ISLAMABAD - Pakistan and India opened talks Tuesday on Islamabad importing oil from its eastern neighbour in a bid to ease a crippling energy crisis, an official said.

The talks were held by senior civil servants from both countries' petroleum ministries at a five-star hotel in the federal capital. India has offered to export petroleum products to Pakistan to help it overcome an energy crisis which cripples the country's industry and leaves millions of people suffering during the hot summers and chilly winters.

"India has surplus petroleum products and wants to export it to Pakistan. If we can save some money by buying it from India, we will buy it from them," a senior official at petroleum and natural resources ministry told AFP. The official attended the talks but spoke on condition of anonymity because he was not authorised to speak to the media. "We today discussed how to import products from India. We would like to get diesel in Karachi and furnace oil through the Wagah border. We are very interested in getting furnace oil in Punjab for the power plants," he said. The official said quantity and price had yet to be discussed and that the cabinet would have to approve any future petroleum trade.

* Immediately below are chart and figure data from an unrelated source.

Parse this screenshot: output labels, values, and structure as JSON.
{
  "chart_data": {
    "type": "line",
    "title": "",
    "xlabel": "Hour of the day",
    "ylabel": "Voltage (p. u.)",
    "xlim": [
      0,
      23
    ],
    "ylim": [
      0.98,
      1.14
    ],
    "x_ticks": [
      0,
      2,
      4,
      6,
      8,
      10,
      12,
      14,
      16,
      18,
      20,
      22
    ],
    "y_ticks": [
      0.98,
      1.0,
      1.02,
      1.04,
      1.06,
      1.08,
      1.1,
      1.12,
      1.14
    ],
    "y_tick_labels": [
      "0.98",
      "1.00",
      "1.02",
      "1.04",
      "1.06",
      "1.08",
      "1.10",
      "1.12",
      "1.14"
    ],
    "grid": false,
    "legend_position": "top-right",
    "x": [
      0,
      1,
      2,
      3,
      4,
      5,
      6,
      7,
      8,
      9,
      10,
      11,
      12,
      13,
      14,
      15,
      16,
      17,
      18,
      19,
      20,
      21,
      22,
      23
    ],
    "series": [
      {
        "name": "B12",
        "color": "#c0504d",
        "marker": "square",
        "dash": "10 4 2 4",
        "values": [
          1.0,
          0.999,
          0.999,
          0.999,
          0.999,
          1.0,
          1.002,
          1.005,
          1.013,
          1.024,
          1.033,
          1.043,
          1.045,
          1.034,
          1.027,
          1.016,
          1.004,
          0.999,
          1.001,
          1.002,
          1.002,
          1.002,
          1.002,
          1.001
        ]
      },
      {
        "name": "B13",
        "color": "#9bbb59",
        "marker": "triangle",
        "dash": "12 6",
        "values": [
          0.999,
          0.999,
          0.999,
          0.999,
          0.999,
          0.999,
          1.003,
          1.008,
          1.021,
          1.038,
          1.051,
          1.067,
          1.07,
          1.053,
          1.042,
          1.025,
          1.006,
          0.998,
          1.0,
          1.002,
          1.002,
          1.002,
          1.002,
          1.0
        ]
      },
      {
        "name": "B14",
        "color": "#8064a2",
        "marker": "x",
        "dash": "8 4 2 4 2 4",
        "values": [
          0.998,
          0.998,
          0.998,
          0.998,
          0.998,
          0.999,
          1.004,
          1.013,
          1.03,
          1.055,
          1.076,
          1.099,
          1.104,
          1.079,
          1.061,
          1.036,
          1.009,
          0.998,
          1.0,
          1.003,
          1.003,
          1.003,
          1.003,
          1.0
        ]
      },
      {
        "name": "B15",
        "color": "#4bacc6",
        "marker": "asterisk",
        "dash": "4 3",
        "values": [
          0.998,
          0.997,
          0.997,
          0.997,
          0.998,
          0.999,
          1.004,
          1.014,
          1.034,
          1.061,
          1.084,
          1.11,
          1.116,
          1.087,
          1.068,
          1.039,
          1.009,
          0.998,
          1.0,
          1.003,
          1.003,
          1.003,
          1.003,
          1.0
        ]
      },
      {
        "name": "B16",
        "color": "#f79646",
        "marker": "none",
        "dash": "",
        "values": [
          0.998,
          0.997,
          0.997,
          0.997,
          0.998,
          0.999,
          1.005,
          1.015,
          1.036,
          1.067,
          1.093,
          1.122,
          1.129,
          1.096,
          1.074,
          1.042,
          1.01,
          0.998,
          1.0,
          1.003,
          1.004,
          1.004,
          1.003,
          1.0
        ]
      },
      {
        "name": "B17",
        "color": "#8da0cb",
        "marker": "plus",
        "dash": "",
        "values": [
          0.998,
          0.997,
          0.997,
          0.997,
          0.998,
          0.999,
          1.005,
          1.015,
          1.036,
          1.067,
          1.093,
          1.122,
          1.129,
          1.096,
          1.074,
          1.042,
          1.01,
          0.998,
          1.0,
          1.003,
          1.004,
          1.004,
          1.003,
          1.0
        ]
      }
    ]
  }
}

"We will discuss the issues related to quantity and price in a second session of talks scheduled in New Delhi in the first week of July and then cabinet will make a final decision on the proposals," he said. Pakistan's annual requirement for petroleum products is around 80 million tons. The country imports 85 percent of its needs, the official said. Last year India exported goods worth $2.33 billion to Pakistan, while its imports from its neighbour were worth $330 million.

Efforts are being made to boost Indian-Pakistan trade since Pakistan decided to grant India "Most Favoured Nation (MFN)" status by the end of the year. Trade has been hampered by restrictions and tariffs - even now, direct cross-border traffic accounts for less than one percent of their global commerce.